According to Erhardt, office-based surgeons who offer general anesthesia must have dantrolene (Procter and Gamble, Cincinnati) available in the event of malignant hypothermia. However, some physicians are reluctant to purchase the expensive drug, which has a very short shelf life. It doesn’t matter if the incidence of malignant hypothermia is low, he says. "The cost of having the drug and restocking would pale in comparison to the cost for not having it and needing it."
• Perform drills. Office-based facilities should perform fire drills, code 10 (code blue) drills, and malignant hypothermia drills, Hornsby says.
"Most anesthesiologists don’t see one single [malignant hypothermia case] their entire career," he says. "But you go through drills so everyone in the facility, all staff, knows clearly what defined role will be in an emergency." As staff change, and as you have new people, they should be acclimated to their specific roles, Hornsby says. "It’s good common sense and good practice."

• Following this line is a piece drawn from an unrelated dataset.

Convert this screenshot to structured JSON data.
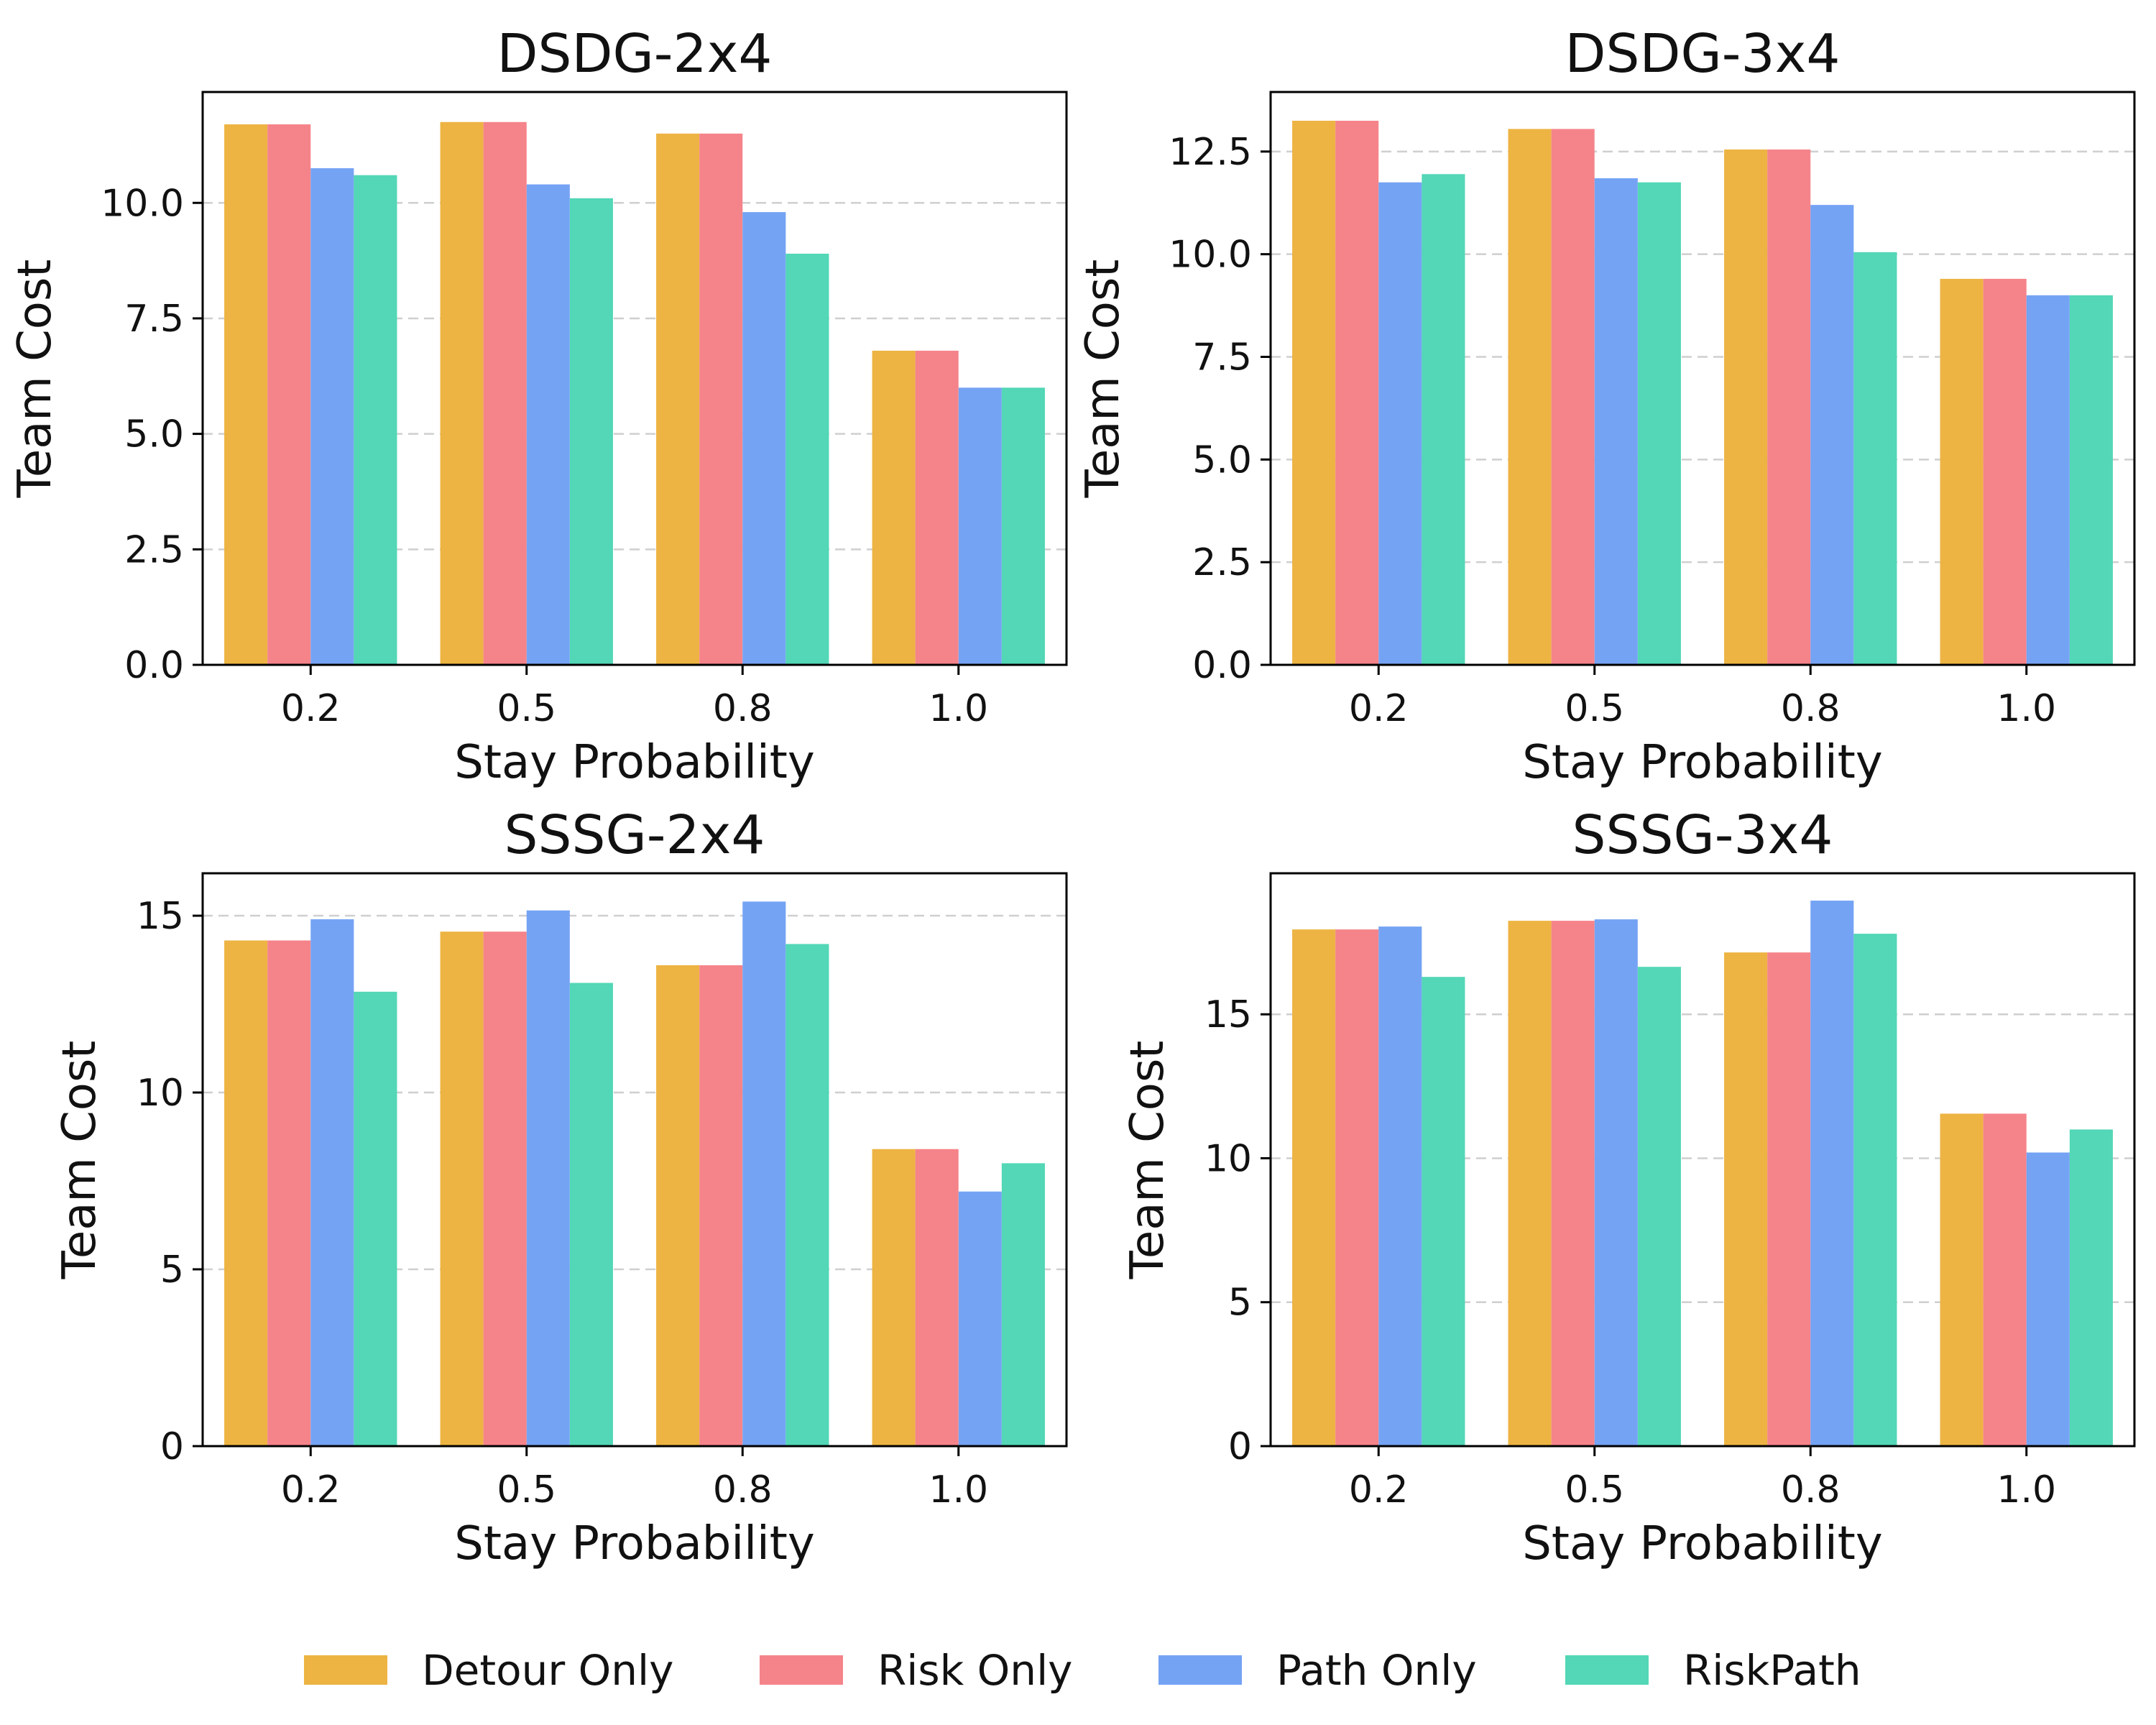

• Become accredited. "If people want to do [office-based surgery] and avail themselves of the advantages, they also need to avail themselves of the responsibilities," Erhardt says. "The best way to do that is to be willing to be accredited."
In some states, office-based practices have no choice except to be accredited, he says. More states are considering an accreditation requirement. And the American Society of Plastic Surgeons is requiring all of its members to be accredited by 2002, he says.
"It’s a matter of maintaining a certain standard of excellence that they can demonstrate to patients," Erhardt says.